After Shostakovich finished the symphony, the Soviets formed the audacious plan of performing the symphony in Leningrad itself (which was still under siege). The only orchestra that had remained in the city was the Leningrad Radio Orchestra, but it had stopped performing, and those of its players who weren’t already dead were literally dying of starvation.

At the first rehearsal, there were only 15 players, some of whom were too weak even to hold their instruments. Three orchestral musicians died before the actual performance. Bolstered by musicians from the military, some of whom would come to rehearsals directly from the front line, the symphony was eventually performed on August 9, 1942.
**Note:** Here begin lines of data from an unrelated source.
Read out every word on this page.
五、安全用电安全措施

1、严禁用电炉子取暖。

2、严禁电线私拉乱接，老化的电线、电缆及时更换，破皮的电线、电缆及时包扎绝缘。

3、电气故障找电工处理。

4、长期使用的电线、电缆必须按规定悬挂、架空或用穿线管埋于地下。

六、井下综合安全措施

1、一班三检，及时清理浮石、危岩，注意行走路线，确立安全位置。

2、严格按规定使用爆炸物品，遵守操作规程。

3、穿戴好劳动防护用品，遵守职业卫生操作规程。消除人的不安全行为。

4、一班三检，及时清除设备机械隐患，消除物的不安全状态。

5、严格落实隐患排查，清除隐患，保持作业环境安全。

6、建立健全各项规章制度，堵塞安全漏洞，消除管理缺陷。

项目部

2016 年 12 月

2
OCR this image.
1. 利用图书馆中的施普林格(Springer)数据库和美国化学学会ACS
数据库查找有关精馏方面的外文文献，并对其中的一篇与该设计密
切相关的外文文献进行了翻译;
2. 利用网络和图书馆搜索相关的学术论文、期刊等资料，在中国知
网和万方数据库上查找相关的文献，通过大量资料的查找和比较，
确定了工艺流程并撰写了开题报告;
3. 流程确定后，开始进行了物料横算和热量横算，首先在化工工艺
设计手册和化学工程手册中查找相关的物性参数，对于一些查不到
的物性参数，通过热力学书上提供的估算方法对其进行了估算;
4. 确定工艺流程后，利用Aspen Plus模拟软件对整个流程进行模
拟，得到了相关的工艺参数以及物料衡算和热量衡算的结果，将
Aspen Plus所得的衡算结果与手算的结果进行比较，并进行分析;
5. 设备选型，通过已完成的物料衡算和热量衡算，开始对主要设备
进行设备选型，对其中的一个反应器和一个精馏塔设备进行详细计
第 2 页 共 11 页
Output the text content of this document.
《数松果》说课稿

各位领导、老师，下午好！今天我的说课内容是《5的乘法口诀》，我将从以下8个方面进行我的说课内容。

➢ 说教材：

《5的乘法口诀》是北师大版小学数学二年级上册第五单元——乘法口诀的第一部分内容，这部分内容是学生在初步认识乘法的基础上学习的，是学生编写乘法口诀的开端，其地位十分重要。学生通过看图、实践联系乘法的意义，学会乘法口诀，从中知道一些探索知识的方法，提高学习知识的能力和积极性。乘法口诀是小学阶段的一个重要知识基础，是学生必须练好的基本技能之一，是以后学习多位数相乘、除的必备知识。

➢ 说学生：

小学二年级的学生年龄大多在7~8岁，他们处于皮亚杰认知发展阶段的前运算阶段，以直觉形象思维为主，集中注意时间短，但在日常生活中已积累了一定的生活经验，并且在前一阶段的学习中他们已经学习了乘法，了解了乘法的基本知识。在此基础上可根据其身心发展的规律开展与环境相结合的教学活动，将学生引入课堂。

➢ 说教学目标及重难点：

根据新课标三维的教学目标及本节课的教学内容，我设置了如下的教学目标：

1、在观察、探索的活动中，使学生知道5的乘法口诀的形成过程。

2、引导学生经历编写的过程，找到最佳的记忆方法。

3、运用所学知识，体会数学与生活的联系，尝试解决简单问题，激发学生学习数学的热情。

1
Remarkably, the Soviets set up loudspeakers so that the Germans, dug-in on the outskirts of the city, would hear it. In addition to raising the morale of the Leningraders who heard it, it affected the morale of the Germans.

One year later a German soldier told Karl Eliasberg, the conductor of the first performance: “It had a slow but powerful effect on us. The realisation began to dawn that we would never take Leningrad. But something else started to happen. We began to see that there was something stronger than starvation, fear and death — the will to stay human”.

There has been much academic controversy about Shostakovich in recent decades, following his death in 1975. Was he, as the Soviets claimed, loyal to the regime, or was he (as Solomon Volkov claimed in the alleged memoir he published in 1979) a secret dissident?

In this book, Anderson takes a measured and sensible approach: Shostakovich was neither a loyal Stalinist nor a scornful dissident, just a composer with no special fondness for the capitalist west trying to keep himself and his family alive in an extreme period of human history.

Although this book is ostensibly written for a “young adult” audience, it is so well-written — and so well-presented and illustrated — that adult readers will find it engrossing. Overall, it provides a vivid portrait of how music can enable people to stay human in the face of fascist tyranny.